Random Thoughts on Instructional Design
Where possible, convert textual information to HTML files for posting to the LMS (Learning Management System). This will reduce the number of plugins, software packages and hyperlinks that will have to be navigated in order to access learning materials.
When converting materials to HTML is not possible or feasible post a link to the materials, or scan and covert the documents to PDF or Flash files. The following sections provide guidelines for accomplishing this task.

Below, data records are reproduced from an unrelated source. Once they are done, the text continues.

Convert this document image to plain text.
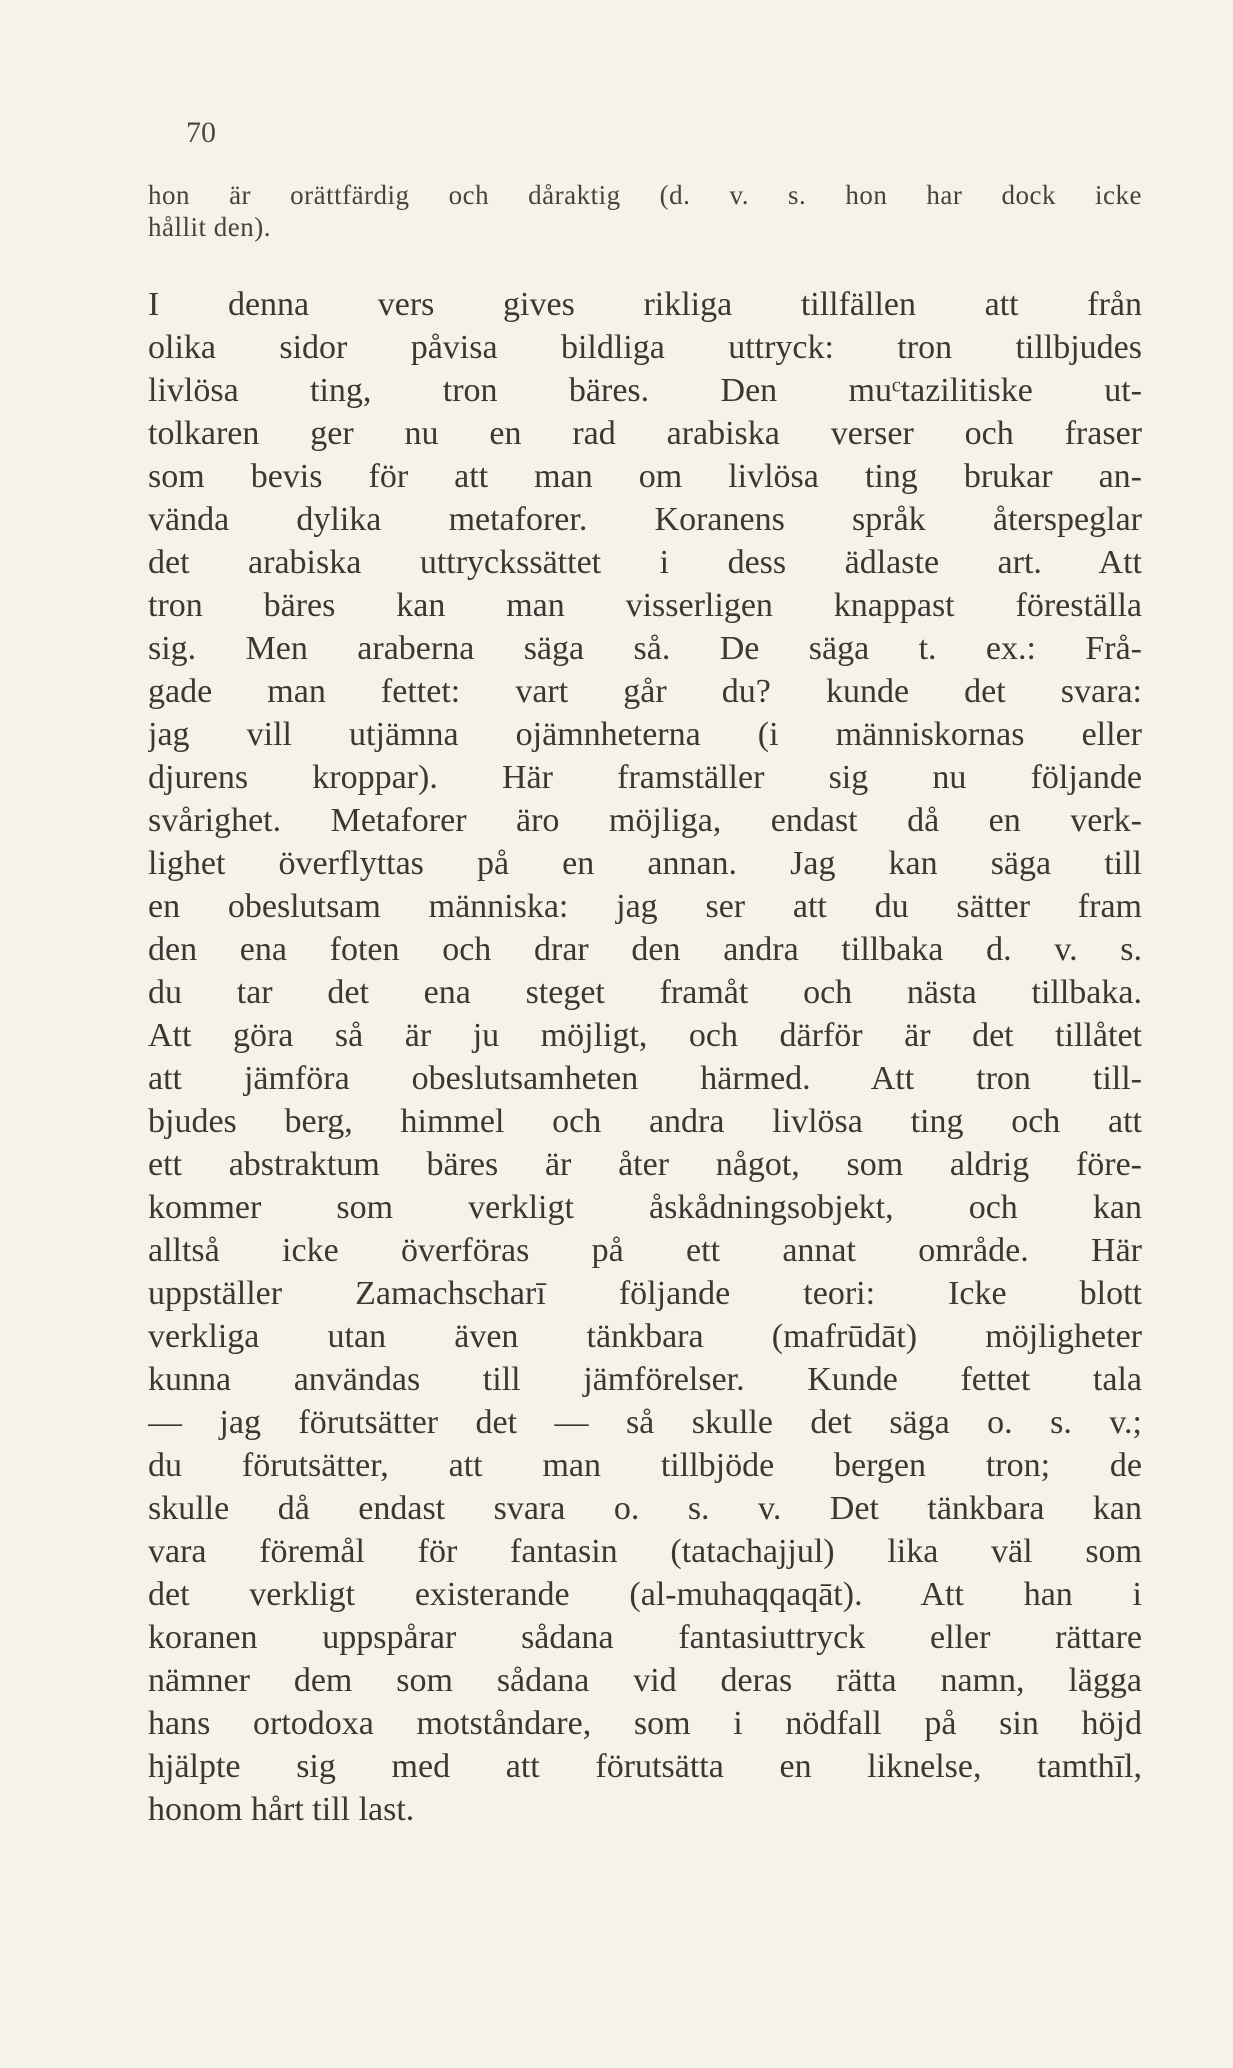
70
hon är orättfärdig och dåraktig (d. v. s. hon har dock icke
hållit den).
I denna vers gives rikliga tillfällen att från
olika sidor påvisa bildliga uttryck: tron tillbjudes
livlösa ting, tron bäres. Den muᶜtazilitiske ut-
tolkaren ger nu en rad arabiska verser och fraser
som bevis för att man om livlösa ting brukar an-
vända dylika metaforer. Koranens språk återspeglar
det arabiska uttryckssättet i dess ädlaste art. Att
tron bäres kan man visserligen knappast föreställa
sig. Men araberna säga så. De säga t. ex.: Frå-
gade man fettet: vart går du? kunde det svara:
jag vill utjämna ojämnheterna (i människornas eller
djurens kroppar). Här framställer sig nu följande
svårighet. Metaforer äro möjliga, endast då en verk-
lighet överflyttas på en annan. Jag kan säga till
en obeslutsam människa: jag ser att du sätter fram
den ena foten och drar den andra tillbaka d. v. s.
du tar det ena steget framåt och nästa tillbaka.
Att göra så är ju möjligt, och därför är det tillåtet
att jämföra obeslutsamheten härmed. Att tron till-
bjudes berg, himmel och andra livlösa ting och att
ett abstraktum bäres är åter något, som aldrig före-
kommer som verkligt åskådningsobjekt, och kan
alltså icke överföras på ett annat område. Här
uppställer Zamachscharī följande teori: Icke blott
verkliga utan även tänkbara (mafrūdāt) möjligheter
kunna användas till jämförelser. Kunde fettet tala
— jag förutsätter det — så skulle det säga o. s. v.;
du förutsätter, att man tillbjöde bergen tron; de
skulle då endast svara o. s. v. Det tänkbara kan
vara föremål för fantasin (tatachajjul) lika väl som
det verkligt existerande (al-muhaqqaqāt). Att han i
koranen uppspårar sådana fantasiuttryck eller rättare
nämner dem som sådana vid deras rätta namn, lägga
hans ortodoxa motståndare, som i nödfall på sin höjd
hjälpte sig med att förutsätta en liknelse, tamthīl,
honom hårt till last.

Many major database systems like ProQuest and Ebsco, offer durable links to their article content. If you have ever cut and pasted the URL of an article onto a web page or course page, chances are that 24 hours or later that link no longer worked. These links, usually very lengthy, are dynamic and are created on the fly as the article database posts the document into the browser window. Durable links, on the other hand, last many months or years. Obtaining the durable link for a specific article will vary across database systems, but once had, the durable link can be cut and pasted on a Blackboard resource page. To access the article students simply click on the link and the article will appear in the course page. The example below and/or the reference librarians will explain how to obtain a durable link within a database – and which ones make it possible. A key advantage to this technique is that since most libraries are already paying for copyright clearance through its subscriptions to the databases, simply creating a link back to the article in a licensed database raises no copyright infringement concerns. Do keep in mind that students wanting to access the readings from off-campus will need a valid database ID and password to view an article.
Once articles have been located in the database, follow the procedure provided for obtaining or creating and posting the durable link.
Once the durable link has been added to the course site, when students click on the link to the article, it will appear in the course software interface, as shown here.
This makes it convenient for students to access the articles you want them to read without requiring them to search them on their own or for you to print them out and distribute them.